I want
to see these bad, bad, bad, bad men come to grips with their
humanity.
-James Ellroy
-James Ellroy
I
recently finished reading Ellroy’s epic crime novel, The Cold Six
Thousand. It's a classic. Starting with the FBI-orchestrated Kennedy
assassination (detailed in Ellroy’s fore-running novel American
Tabloid), we’re introduced to hitman Wayne Tedrow Jr, who has
arrived in Dallas to kill a black pimp. The moment he gets off the
plane, he’s caught up in the JFK conspiracy. FBI man Ward Littell
and Howard Hughes’ hitman Pete Bondurant return to clear up the
mess of their slightly botched Kennedy hit (fall guy Oswald is still
alive after he kills the policeman sent to kill him). Littell and
Bondurant then continue to shape American history via ‘Nam war dope
dealing, further JFK cover-ups, a link-up with Tedrow Jr and
eventually the whacking of both Martin Luther King and Robert
Kennedy.
The
Cold Six Thousand is a riveting, violent-as-hell read and a great
retelling of history, although Ellroy’s choppy sentence structure
becomes testing after a few hundred pages. There's also a couple of
instances when things become unrealistic.

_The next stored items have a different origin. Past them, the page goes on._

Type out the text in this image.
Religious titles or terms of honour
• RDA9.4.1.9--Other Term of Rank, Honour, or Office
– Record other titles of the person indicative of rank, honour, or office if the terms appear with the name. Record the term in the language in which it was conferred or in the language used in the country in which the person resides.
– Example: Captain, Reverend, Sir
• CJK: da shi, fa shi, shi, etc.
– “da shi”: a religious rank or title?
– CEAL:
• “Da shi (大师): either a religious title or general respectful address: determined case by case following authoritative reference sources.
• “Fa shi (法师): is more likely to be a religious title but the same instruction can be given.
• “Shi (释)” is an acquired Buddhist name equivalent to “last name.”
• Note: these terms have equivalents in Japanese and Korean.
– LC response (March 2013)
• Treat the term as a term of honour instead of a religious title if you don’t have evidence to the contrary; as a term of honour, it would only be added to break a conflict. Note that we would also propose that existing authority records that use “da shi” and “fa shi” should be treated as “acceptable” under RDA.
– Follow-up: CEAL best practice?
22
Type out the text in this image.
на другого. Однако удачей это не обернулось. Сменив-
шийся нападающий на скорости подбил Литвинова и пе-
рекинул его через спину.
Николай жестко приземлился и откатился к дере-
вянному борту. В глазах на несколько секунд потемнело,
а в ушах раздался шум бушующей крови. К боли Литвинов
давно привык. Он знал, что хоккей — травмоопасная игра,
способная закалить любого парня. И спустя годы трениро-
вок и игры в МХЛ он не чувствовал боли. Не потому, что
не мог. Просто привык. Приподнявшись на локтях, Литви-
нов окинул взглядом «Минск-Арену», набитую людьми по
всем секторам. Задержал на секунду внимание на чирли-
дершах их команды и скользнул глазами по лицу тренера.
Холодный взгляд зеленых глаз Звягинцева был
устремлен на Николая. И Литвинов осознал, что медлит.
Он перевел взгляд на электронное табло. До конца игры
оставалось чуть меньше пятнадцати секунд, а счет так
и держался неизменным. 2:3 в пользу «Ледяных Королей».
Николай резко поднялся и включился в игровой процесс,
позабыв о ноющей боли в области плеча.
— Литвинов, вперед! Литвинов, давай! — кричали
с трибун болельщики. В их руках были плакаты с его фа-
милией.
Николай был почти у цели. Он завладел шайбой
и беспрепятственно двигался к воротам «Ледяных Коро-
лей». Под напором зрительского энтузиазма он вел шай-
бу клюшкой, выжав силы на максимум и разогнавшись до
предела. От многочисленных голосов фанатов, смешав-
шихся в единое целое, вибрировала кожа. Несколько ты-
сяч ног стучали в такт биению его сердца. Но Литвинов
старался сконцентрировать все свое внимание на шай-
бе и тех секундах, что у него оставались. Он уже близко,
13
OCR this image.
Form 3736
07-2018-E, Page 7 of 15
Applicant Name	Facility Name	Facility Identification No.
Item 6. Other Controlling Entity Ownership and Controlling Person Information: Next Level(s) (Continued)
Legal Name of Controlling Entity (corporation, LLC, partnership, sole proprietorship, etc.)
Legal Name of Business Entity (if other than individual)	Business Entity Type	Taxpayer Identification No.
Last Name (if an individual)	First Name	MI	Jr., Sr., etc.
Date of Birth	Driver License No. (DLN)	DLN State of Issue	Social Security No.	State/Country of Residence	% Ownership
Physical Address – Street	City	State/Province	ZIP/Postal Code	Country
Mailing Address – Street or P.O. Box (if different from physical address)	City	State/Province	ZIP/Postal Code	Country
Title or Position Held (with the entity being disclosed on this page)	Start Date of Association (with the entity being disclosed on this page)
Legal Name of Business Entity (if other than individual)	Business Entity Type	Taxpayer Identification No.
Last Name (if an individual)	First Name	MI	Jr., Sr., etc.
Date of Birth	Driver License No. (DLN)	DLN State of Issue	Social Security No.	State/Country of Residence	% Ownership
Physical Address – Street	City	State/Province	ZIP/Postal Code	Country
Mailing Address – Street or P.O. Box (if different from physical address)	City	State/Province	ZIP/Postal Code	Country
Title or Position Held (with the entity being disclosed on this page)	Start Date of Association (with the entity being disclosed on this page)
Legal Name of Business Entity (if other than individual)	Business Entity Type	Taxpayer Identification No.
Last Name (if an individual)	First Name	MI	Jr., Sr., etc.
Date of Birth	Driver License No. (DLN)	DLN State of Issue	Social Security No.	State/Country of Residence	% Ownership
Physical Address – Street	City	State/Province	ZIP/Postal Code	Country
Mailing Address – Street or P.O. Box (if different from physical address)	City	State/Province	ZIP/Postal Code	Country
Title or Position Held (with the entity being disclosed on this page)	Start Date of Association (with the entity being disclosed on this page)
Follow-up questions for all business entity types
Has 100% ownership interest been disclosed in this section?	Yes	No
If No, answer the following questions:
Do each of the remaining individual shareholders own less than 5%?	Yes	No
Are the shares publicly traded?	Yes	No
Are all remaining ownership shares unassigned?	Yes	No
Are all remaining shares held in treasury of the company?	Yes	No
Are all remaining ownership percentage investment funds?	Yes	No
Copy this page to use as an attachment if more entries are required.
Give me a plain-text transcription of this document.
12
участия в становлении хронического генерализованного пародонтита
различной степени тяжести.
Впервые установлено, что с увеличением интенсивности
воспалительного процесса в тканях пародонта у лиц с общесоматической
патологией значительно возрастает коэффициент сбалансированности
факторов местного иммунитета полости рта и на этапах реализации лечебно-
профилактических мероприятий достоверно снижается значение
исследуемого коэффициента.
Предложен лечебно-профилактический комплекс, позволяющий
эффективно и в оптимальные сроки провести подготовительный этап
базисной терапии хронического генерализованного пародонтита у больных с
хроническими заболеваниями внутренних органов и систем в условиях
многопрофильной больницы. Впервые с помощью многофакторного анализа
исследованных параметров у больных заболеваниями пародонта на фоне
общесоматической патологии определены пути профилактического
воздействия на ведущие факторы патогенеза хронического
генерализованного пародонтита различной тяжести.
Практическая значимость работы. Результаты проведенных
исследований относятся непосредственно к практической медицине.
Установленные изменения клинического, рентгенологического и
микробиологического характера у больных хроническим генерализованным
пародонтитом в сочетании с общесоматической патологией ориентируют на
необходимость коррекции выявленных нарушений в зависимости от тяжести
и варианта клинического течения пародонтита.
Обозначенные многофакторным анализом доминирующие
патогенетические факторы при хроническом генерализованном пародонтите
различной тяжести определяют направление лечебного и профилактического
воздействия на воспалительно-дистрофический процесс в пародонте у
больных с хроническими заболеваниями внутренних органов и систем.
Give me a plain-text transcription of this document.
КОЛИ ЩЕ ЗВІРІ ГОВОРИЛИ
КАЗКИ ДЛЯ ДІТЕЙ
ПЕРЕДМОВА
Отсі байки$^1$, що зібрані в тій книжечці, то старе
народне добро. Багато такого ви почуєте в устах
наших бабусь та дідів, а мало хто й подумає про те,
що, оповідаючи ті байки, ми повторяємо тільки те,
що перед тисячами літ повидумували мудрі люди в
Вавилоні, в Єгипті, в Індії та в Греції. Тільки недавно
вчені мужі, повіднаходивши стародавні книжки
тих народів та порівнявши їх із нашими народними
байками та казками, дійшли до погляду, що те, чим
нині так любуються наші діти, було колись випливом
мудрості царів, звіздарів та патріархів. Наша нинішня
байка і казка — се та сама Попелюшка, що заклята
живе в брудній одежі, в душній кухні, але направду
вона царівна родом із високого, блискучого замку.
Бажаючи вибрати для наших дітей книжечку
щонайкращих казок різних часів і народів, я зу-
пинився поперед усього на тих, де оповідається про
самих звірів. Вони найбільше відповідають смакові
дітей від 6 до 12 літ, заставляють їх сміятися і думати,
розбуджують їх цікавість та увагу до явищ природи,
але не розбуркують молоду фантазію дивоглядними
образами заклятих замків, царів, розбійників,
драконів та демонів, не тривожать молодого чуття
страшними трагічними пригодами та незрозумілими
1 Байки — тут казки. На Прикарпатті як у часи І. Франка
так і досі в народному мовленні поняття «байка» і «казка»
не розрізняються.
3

For instance, a man has
been paid to kill someone- someone who, it emerges, is the same
individual the hitman has been tracking down for some time, for his
own reasons. I thought I'd misunderstood this, but a quick Google
search shows this as a bizarre coincidence within the story.
That
said, I love conspiracy stories where the author shows us flashes of
a history that we’re already familiar with, only accompanied with a
very different back story, tempting us to change our beliefs about
the past. Ellroy is the master of this. As is usual from Ellroy,
it's ridiculously complex so be prepared for a head fuck. An
incredible, 700-page, Sunday-Times-Bestselling head fuck. Read
American Tabloid. Then read The Cold Six Thousand.